Скоро Саня вышла на проселочную дорогу к деревне и облегченно вздохнула, почувствовав под ногами твердую почву. Теперь уже трудно было сбиться с пути, и девушка быстро зашагала вперед. Она знала, что изба, где расположился штаб моряков, стоит на отшибе, за деревней, и искала глазами тропинку, сворачивающую с, дороги.
Совсем неожиданно провод повернул вправо, в небольшую сосновую рощицу.
«Значит, изба за соснами!» – подумала Саня. И вдруг откуда-то из-за деревьев появились две белые фигуры в маскировочных халатах. Девушка решила, что это Демин и Самохин.
– Где вы пропадали? – окликнула их Саня. – Исправили провода?
Фигуры мгновенно замерли, затем снова двинулись вперед.
– Мы не те, кто тебе нужен. Куда идет эта дорога? – спросил один из незнакомцев, указывая на тропинку.
– К морякам, в Поповку, – не задумываясь ответила девушка.
– Значит, мы идем верно, – глухим баском отозвался второй.
Саня вздрогнула – она сразу узнала этот хрипловатый, низкий голос и особенную манеру растягивать слова. Так говорил сбежавший из отряда матрос Фомин.
Оба встречных, не обращая внимания на девушку, пошли дальше в сторону Нарвы.
«Неспроста он попал сюда, да еще в такую вьюжную ночь! – подумала Саня. – Еще какую-нибудь пакость замышляет! Необходимо за ним проследить и обезвредить предателя. Надо предупредить моряков. – Саня побежала по тропинке в деревню, но почти сейчас же остановилась: пока она доберется до моряков, Фомин и его спутник сумеют скрыться. – Сама как-нибудь справлюсь с ними», – решила девушка и решительно бросилась вдогонку за Фоминым.
Она пробежала метров двести по глубокому снегу, устала и запыхалась, но никого не обнаружила. «Неужели уйдут?» – тревожно думала она и в этот момент заметила блеснувший впереди огонек спички. «Курят… Они!» – решила Саня и снова устремилась вперед.
Бежать по рыхлому сыпучему снегу было очень тяжело, казалось, еще несколько шагов, и сердце выскочит из груди, но девушка не останавливалась.
«Неужто я упущу окаянных? – беспокоилась она. – От Андрея, наверно, не скрылись бы!»
Саня оглянулась.

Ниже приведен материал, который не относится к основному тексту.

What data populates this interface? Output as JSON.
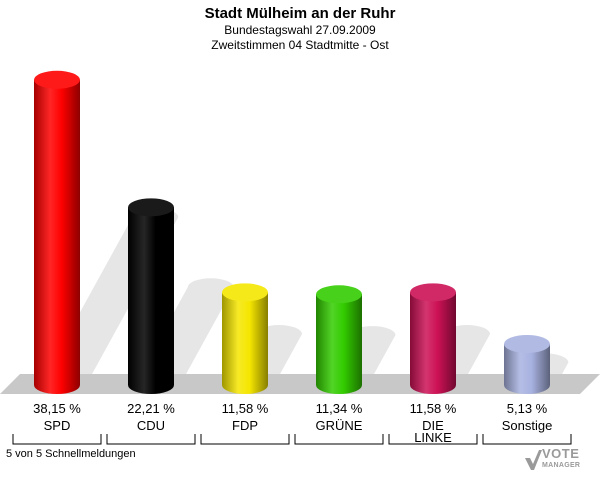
{
  "header": {
    "title": "Stadt Mülheim an der Ruhr",
    "subtitle": "Bundestagswahl 27.09.2009",
    "subtitle2": "Zweitstimmen 04 Stadtmitte - Ost"
  },
  "footer": {
    "note": "5 von 5 Schnellmeldungen"
  },
  "logo": {
    "text": "VOTE",
    "sub": "MANAGER"
  },
  "chart_data": {
    "type": "bar",
    "title": "Stadt Mülheim an der Ruhr",
    "categories": [
      "SPD",
      "CDU",
      "FDP",
      "GRÜNE",
      "DIE LINKE",
      "Sonstige"
    ],
    "category_lines": [
      [
        "SPD"
      ],
      [
        "CDU"
      ],
      [
        "FDP"
      ],
      [
        "GRÜNE"
      ],
      [
        "DIE",
        "LINKE"
      ],
      [
        "Sonstige"
      ]
    ],
    "values": [
      38.15,
      22.21,
      11.58,
      11.34,
      11.58,
      5.13
    ],
    "value_labels": [
      "38,15 %",
      "22,21 %",
      "11,58 %",
      "11,34 %",
      "11,58 %",
      "5,13 %"
    ],
    "colors": [
      "#ff0000",
      "#000000",
      "#f5e600",
      "#33cc00",
      "#cc1155",
      "#a8b2e0"
    ],
    "ylim": [
      0,
      40
    ],
    "grid": false,
    "legend": "none"
  }
}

Огни деревни остались далеко позади. Кругом белыми призраками клубились и переливались снежные вихри. Свистел ветер. Вдруг впереди, совсем близко, снова мелькнул огонек папиросы.
«Они в белых халатах, а я в шубе! Они сразу заметят меня», – подумала девушка и, упав на землю, поползла в том направлении, где заметила огонь. Сухой колючий снег попал в рукава, набился за шиворот, но Саня упорно ползла дальше, изнемогая от усталости и волнения.
Впереди, наверное на другой стороне реки, ярко вспыхнули немецкие ракеты. И на светлом фоне Саня увидела всего в нескольких шагах от себя два силуэта.
Постояв на месте, беглецы направились к реке. Тропинка вилась между кустами и скоро вышла на прибрежный откос. Дальше шел крутой спуск к Нарве.
– Вот и дошли! – сказал Фомин.
– Теперь не нарваться бы только на большевистские секреты, – ответил другой.
– Ночь, вьюга, мороз! Все «товарищи» забрались в избы и спят, как сурки. Эх, угостить бы их на прощанье парой гранат! – со злостью проговорил Фомин.
Саня выхватила наган…
«Как быть? – подумала она. – Врагов необходимо задержать любой ценой. Но их двое, а я одна! И, конечно, они вооружены».
Где-то совсем близко раздался винтовочный выстрел, за ним другой. Саня испуганно вздрогнула. Ей показалось, что стреляют в нее, и она в испуге ткнулась лицом в снег. Но сейчас же девушка сообразила, что стреляли сзади, оттуда, где находились сторожевые пикеты моряков. Значит, помощь находилась совсем близко.
Рядом за кустом послышалось ругательство, и голос Фомина проговорил:
– Влипли, черт побери! Проснулись-таки окаянные «товарищи»!
– Придется подождать, пока стрельба утихнет.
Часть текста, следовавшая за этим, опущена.